March 16th, 2015

Love, Not Loss

By Cheryl Charles
Photo Credit: Clare Hintz

Photo Credit: Clare Hintz

Table of Contents: JSE March 2015 — Sustainability: What’s Love Got to Do with It?

PDF: Charles JSE March 2015 Love Issue

There is a terrible challenge facing all of us who worry about the future of the Earth, and its inhabitants—human, domesticated and wild. That includes all of its living ecological inhabitants, and the whole systems that nourish and sustain all of us.  All of us.

Two organizations that I care about and support are among those trying to help.

First is the Children & Nature Network (C&NN), www.childrenandnature.org.
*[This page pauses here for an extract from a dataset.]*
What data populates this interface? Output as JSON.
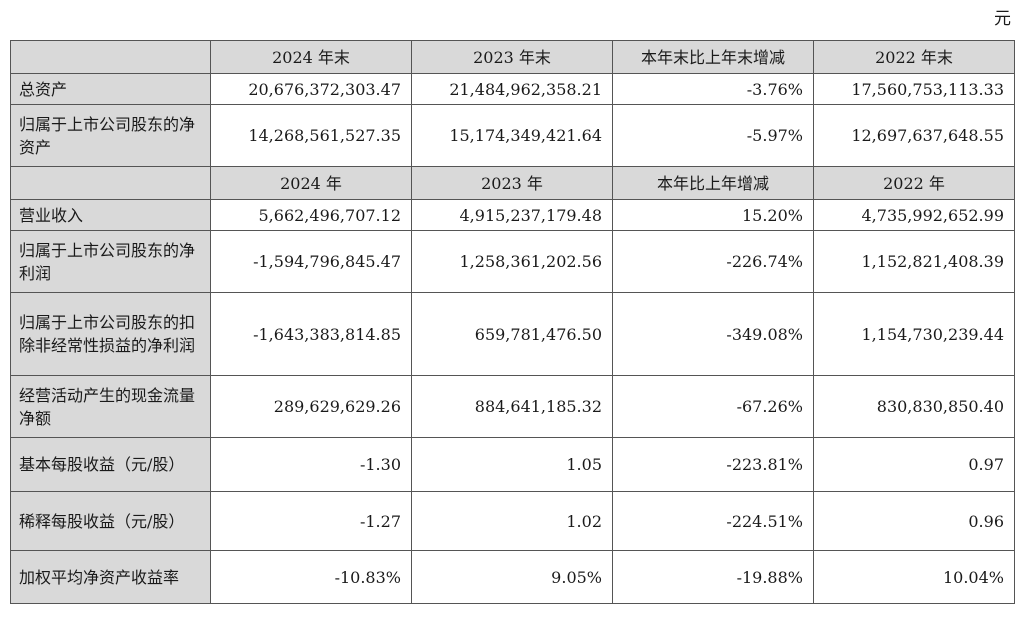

The Network’s vision is a world in which all children play, live and grow with nature in their everyday lives. Since its founding in 2006, C&NN has made a significant difference in inspiring and growing the worldwide movement to reconnect children, their families, and whole communities to nature. Today, people from more than 100 nations are joined together in a common purpose. Families are getting outdoors together, schools are creating gardens and wildlife habitats, hospitals are planting healing gardens, and whole communities are working to provide access for everyone to parks and natural settings for people of all ages to be outdoors in nature. Visit the C&NN web site to see and download a variety of helpful resources and tools, including annotated bibliographies containing summaries of more than 200 studies with relevant research about the benefits to people’s health and well-being, and that of the Earth, from direct experiences in nature.  And sign up on the Network’s Directory to showcase your own work and interest, or find allies in your part of the world, at www.childrenandnature.org/directory.

Second is the International Union for the Conservation of Nature (IUCN), www.iucn.org/. The IUCN is focused on conservation of species and habitats, worldwide. Beginning in 2008, with a series of presentations about the need to address what author Richard Louv has called “nature-deficit disorder,” IUCN’s Commission on Education and Communication, www.iucn.org/cec/, has helped bring attention to the need to connect people of all ages, especially children, to nature in order to enhance the likelihood of their growing up to conserve and protect the living world. At the IUCN’s 2012 World Congress in Jeju, South Korea, the IUCN’s membership passed a resolution in support of a “child’s right to nature.” The IUCN’s Commission on Education and Communication has created a compelling and powerful set of video messages “Love, not Loss,” www.iucn.org/lovenotloss/ that artfully convey a positive approach to inspiring hope for creating a healthy and sustainable future. As IUCN says, “If you want a happy ending for nature and people, it has to be a love story.” And further, “The best way to rekindle a lost love is not to talk about what went wrong—extinction, habitat loss or resource scarcity. It’s to remember what we loved in the first place.”

A healthy and sustainable future for all life on Earth begins with children’s positive experiences in nature through all of their growing years. Healthy communities are the key to peace in the world, and healthy communities begin with healthy children who enjoy and benefit from a nature-rich childhood.